Solution Manual For Advanced Accounting 4th Edition by Jeter
ANSWERS TO QUESTIONS
- Internal expansion involves a normal increase in business resulting from increased demand for products and services, achieved without acquisition of preexisting firms. Some companies expand internally by undertaking new product research to expand their total market, or by attempting to obtain a greater share of a given market through advertising and other promotional activities. Marketing can also be expanded into new geographical areas.
External expansion is the bringing together of two or more firms under common control by acquisition. Referred to as business combinations, these combined operations may be integrated, or each firm may be left to operate intact.
- Four advantages of business combinations as compared to internal expansion are:
- Management is provided with an established operating unit with its own experienced personnel, regular suppliers, productive facilities and distribution channels.
- Expanding by combination does not create new competition.
- Permits rapid diversification into new markets.
- Income tax benefits.
- The primary legal constraint on business combinations is that of possible antitrust suits.
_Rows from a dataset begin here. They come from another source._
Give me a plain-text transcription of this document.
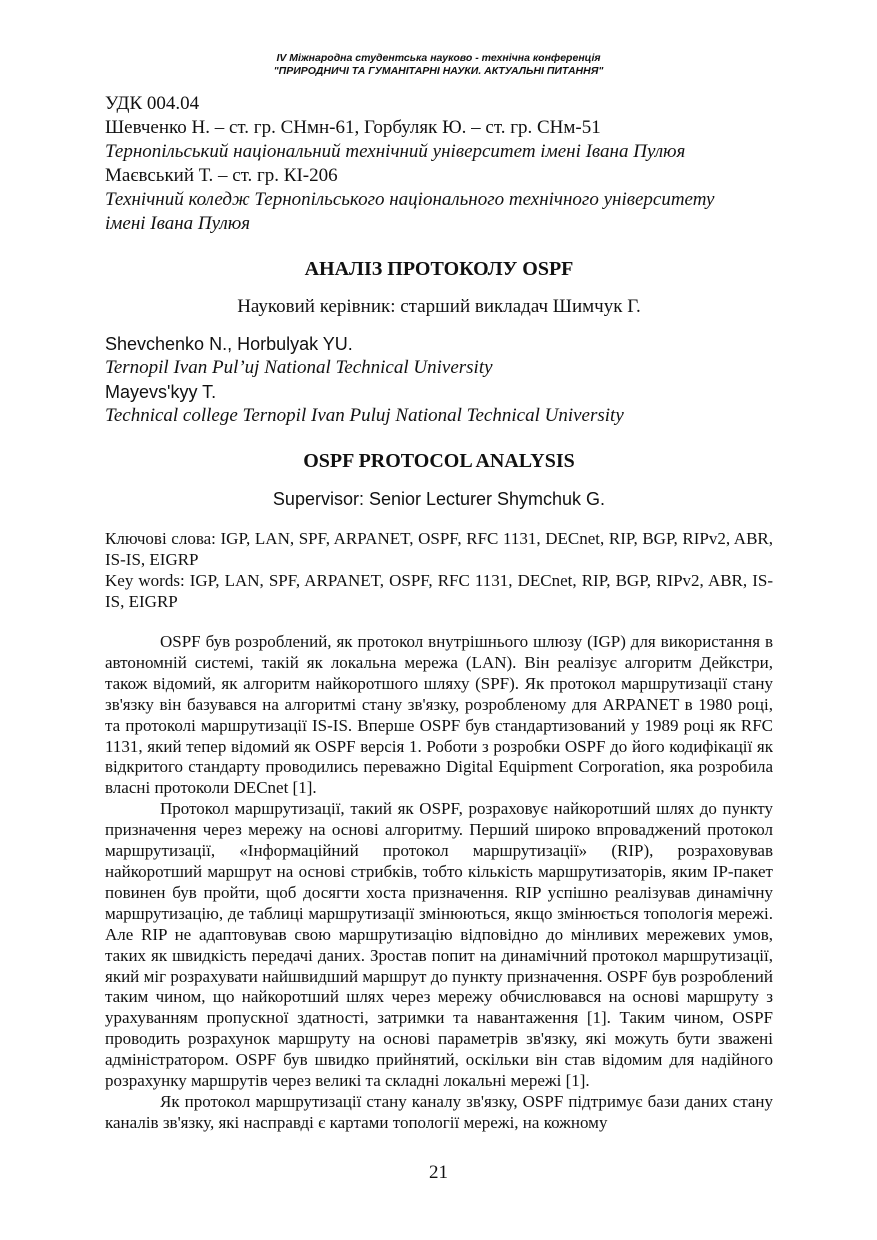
IV Міжнародна студентська науково - технічна конференція
"ПРИРОДНИЧІ ТА ГУМАНІТАРНІ НАУКИ. АКТУАЛЬНІ ПИТАННЯ"
УДК 004.04
Шевченко Н. – ст. гр. СНмн-61, Горбуляк Ю. – ст. гр. СНм-51
Тернопільський національний технічний університет імені Івана Пулюя
Маєвський Т. – ст. гр. КІ-206
Технічний коледж Тернопільського національного технічного університету
імені Івана Пулюя
АНАЛІЗ ПРОТОКОЛУ OSPF
Науковий керівник: старший викладач Шимчук Г.
Shevchenko N., Horbulyak YU.
Ternopil Ivan Pul’uj National Technical University
Mayevs'kyy T.
Technical college Ternopil Ivan Puluj National Technical University
OSPF PROTOCOL ANALYSIS
Supervisor: Senior Lecturer Shymchuk G.
Ключові слова: IGP, LAN, SPF, ARPANET, OSPF, RFC 1131, DECnet, RIP, BGP, RIPv2, ABR, IS-IS, EIGRP
Key words: IGP, LAN, SPF, ARPANET, OSPF, RFC 1131, DECnet, RIP, BGP, RIPv2, ABR, IS-IS, EIGRP

OSPF був розроблений, як протокол внутрішнього шлюзу (IGP) для використання в автономній системі, такій як локальна мережа (LAN). Він реалізує алгоритм Дейкстри, також відомий, як алгоритм найкоротшого шляху (SPF). Як протокол маршрутизації стану зв'язку він базувався на алгоритмі стану зв'язку, розробленому для ARPANET в 1980 році, та протоколі маршрутизації IS-IS. Вперше OSPF був стандартизований у 1989 році як RFC 1131, який тепер відомий як OSPF версія 1. Роботи з розробки OSPF до його кодифікації як відкритого стандарту проводились переважно Digital Equipment Corporation, яка розробила власні протоколи DECnet [1].

Протокол маршрутизації, такий як OSPF, розраховує найкоротший шлях до пункту призначення через мережу на основі алгоритму. Перший широко впроваджений протокол маршрутизації, «Інформаційний протокол маршрутизації» (RIP), розраховував найкоротший маршрут на основі стрибків, тобто кількість маршрутизаторів, яким IP-пакет повинен був пройти, щоб досягти хоста призначення. RIP успішно реалізував динамічну маршрутизацію, де таблиці маршрутизації змінюються, якщо змінюється топологія мережі. Але RIP не адаптовував свою маршрутизацію відповідно до мінливих мережевих умов, таких як швидкість передачі даних. Зростав попит на динамічний протокол маршрутизації, який міг розрахувати найшвидший маршрут до пункту призначення. OSPF був розроблений таким чином, що найкоротший шлях через мережу обчислювався на основі маршруту з урахуванням пропускної здатності, затримки та навантаження [1]. Таким чином, OSPF проводить розрахунок маршруту на основі параметрів зв'язку, які можуть бути зважені адміністратором. OSPF був швидко прийнятий, оскільки він став відомим для надійного розрахунку маршрутів через великі та складні локальні мережі [1].

Як протокол маршрутизації стану каналу зв'язку, OSPF підтримує бази даних стану каналів зв'язку, які насправді є картами топології мережі, на кожному

21
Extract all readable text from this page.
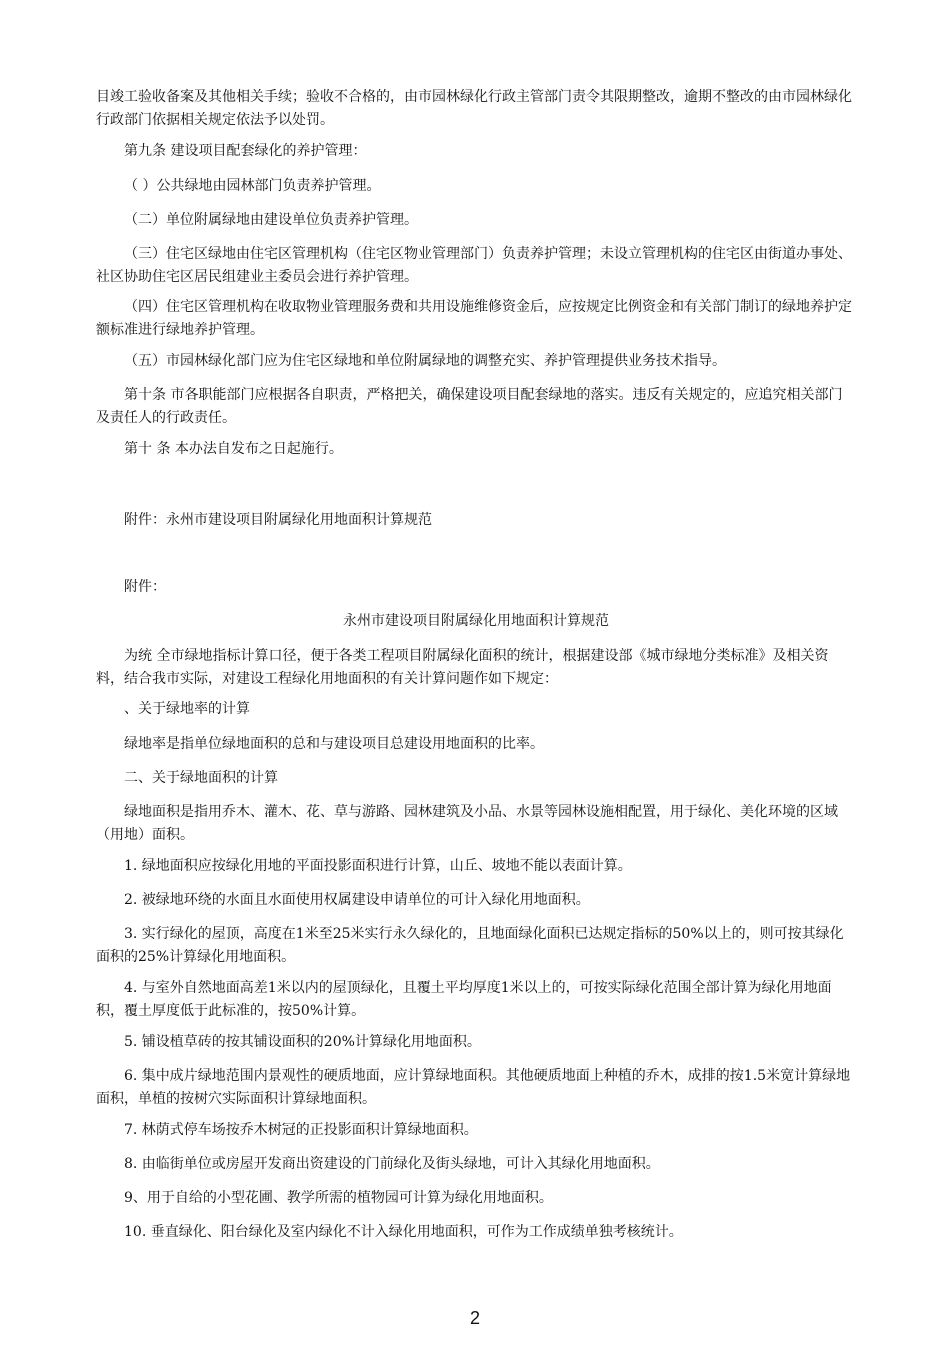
目竣工验收备案及其他相关手续；验收不合格的，由市园林绿化行政主管部门责令其限期整改，逾期不整改的由市园林绿化行政部门依据相关规定依法予以处罚。

第九条 建设项目配套绿化的养护管理：

（ ）公共绿地由园林部门负责养护管理。

（二）单位附属绿地由建设单位负责养护管理。

（三）住宅区绿地由住宅区管理机构（住宅区物业管理部门）负责养护管理；未设立管理机构的住宅区由街道办事处、社区协助住宅区居民组建业主委员会进行养护管理。

（四）住宅区管理机构在收取物业管理服务费和共用设施维修资金后，应按规定比例资金和有关部门制订的绿地养护定额标准进行绿地养护管理。

（五）市园林绿化部门应为住宅区绿地和单位附属绿地的调整充实、养护管理提供业务技术指导。

第十条 市各职能部门应根据各自职责，严格把关，确保建设项目配套绿地的落实。违反有关规定的，应追究相关部门及责任人的行政责任。

第十 条 本办法自发布之日起施行。

附件：永州市建设项目附属绿化用地面积计算规范

附件：

永州市建设项目附属绿化用地面积计算规范

为统 全市绿地指标计算口径，便于各类工程项目附属绿化面积的统计，根据建设部《城市绿地分类标准》及相关资料，结合我市实际，对建设工程绿化用地面积的有关计算问题作如下规定：

、关于绿地率的计算

绿地率是指单位绿地面积的总和与建设项目总建设用地面积的比率。

二、关于绿地面积的计算

绿地面积是指用乔木、灌木、花、草与游路、园林建筑及小品、水景等园林设施相配置，用于绿化、美化环境的区域（用地）面积。

1. 绿地面积应按绿化用地的平面投影面积进行计算，山丘、坡地不能以表面计算。

2. 被绿地环绕的水面且水面使用权属建设申请单位的可计入绿化用地面积。

3. 实行绿化的屋顶，高度在1米至25米实行永久绿化的，且地面绿化面积已达规定指标的50%以上的，则可按其绿化面积的25%计算绿化用地面积。

4. 与室外自然地面高差1米以内的屋顶绿化，且覆土平均厚度1米以上的，可按实际绿化范围全部计算为绿化用地面积，覆土厚度低于此标准的，按50%计算。

5. 铺设植草砖的按其铺设面积的20%计算绿化用地面积。

6. 集中成片绿地范围内景观性的硬质地面，应计算绿地面积。其他硬质地面上种植的乔木，成排的按1.5米宽计算绿地面积，单植的按树穴实际面积计算绿地面积。

7. 林荫式停车场按乔木树冠的正投影面积计算绿地面积。

8. 由临街单位或房屋开发商出资建设的门前绿化及街头绿地，可计入其绿化用地面积。

9、用于自给的小型花圃、教学所需的植物园可计算为绿化用地面积。

10. 垂直绿化、阳台绿化及室内绿化不计入绿化用地面积，可作为工作成绩单独考核统计。

2
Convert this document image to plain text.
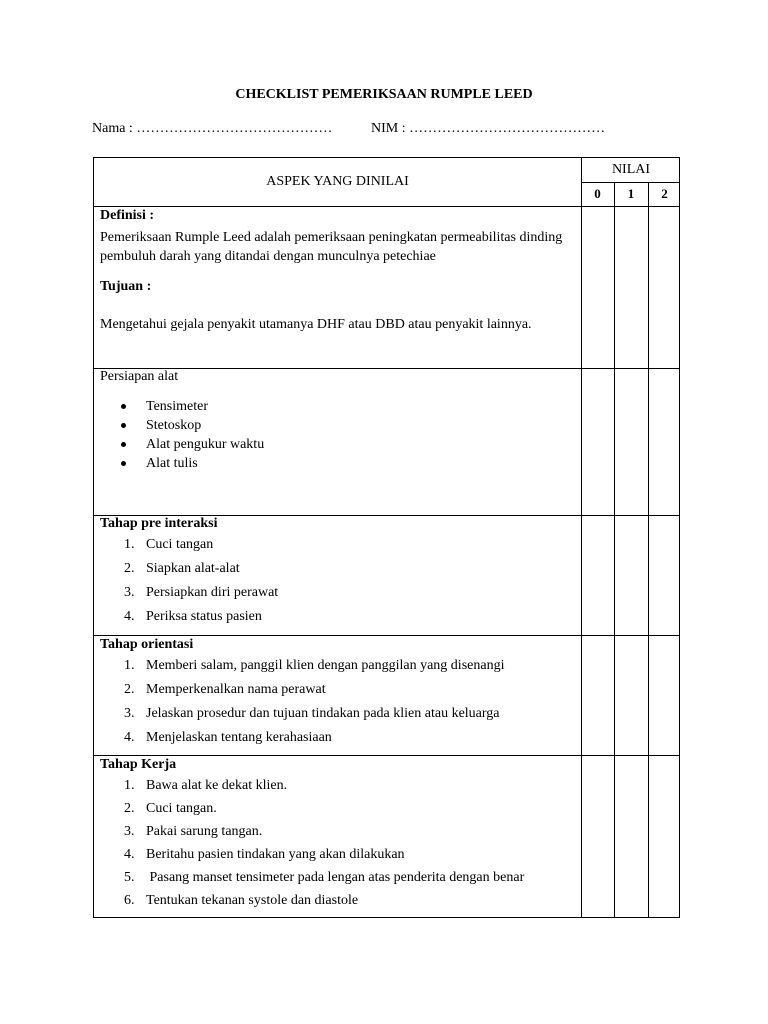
CHECKLIST PEMERIKSAAN RUMPLE LEED
Nama : ……………………………………	NIM : ……………………………………
ASPEK YANG DINILAI
NILAI
0	1	2

Definisi :

Pemeriksaan Rumple Leed adalah pemeriksaan peningkatan permeabilitas dinding pembuluh darah yang ditandai dengan munculnya petechiae

Tujuan :

Mengetahui gejala penyakit utamanya DHF atau DBD atau penyakit lainnya.

Persiapan alat

Tensimeter
Stetoskop
Alat pengukur waktu
Alat tulis

Tahap pre interaksi

1. Cuci tangan
2. Siapkan alat-alat
3. Persiapkan diri perawat
4. Periksa status pasien

Tahap orientasi

1. Memberi salam, panggil klien dengan panggilan yang disenangi
2. Memperkenalkan nama perawat
3. Jelaskan prosedur dan tujuan tindakan pada klien atau keluarga
4. Menjelaskan tentang kerahasiaan

Tahap Kerja

1. Bawa alat ke dekat klien.
2. Cuci tangan.
3. Pakai sarung tangan.
4. Beritahu pasien tindakan yang akan dilakukan
5. Pasang manset tensimeter pada lengan atas penderita dengan benar
6. Tentukan tekanan systole dan diastole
The United States government is opposed to the concentration of economic power that may result from business combinations and has enacted two federal statutes, the Sherman Act and the Clayton Act to deal with antitrust problems.
- (1) A horizontal combination involves companies within the same industry that have previously been competitors.
- Vertical combinations involve a company and its suppliers and/or customers.
- Conglomerate combinations involve companies in unrelated industries having little production or market similarities.
- A statutory merger results when one company acquires all of the net assets of one or more other companies through an exchange of stock, payment of cash or property, or the issue of debt instruments. The acquiring company remains as the only legal entity, and the acquired company ceases to exist or remains as a separate division of the acquiring company.
A statutory consolidation results when a new corporation is formed to acquire two or more corporations, through an exchange of voting stock, with the acquired corporations ceasing to exist as separate legal entities.
A stock acquisition occurs when one corporation issues stock or debt or pays cash for all or part of the voting stock of another company. The stock may be acquired through market purchases or through direct purchase from or exchange with individual stockholders of the investee or subsidiary company.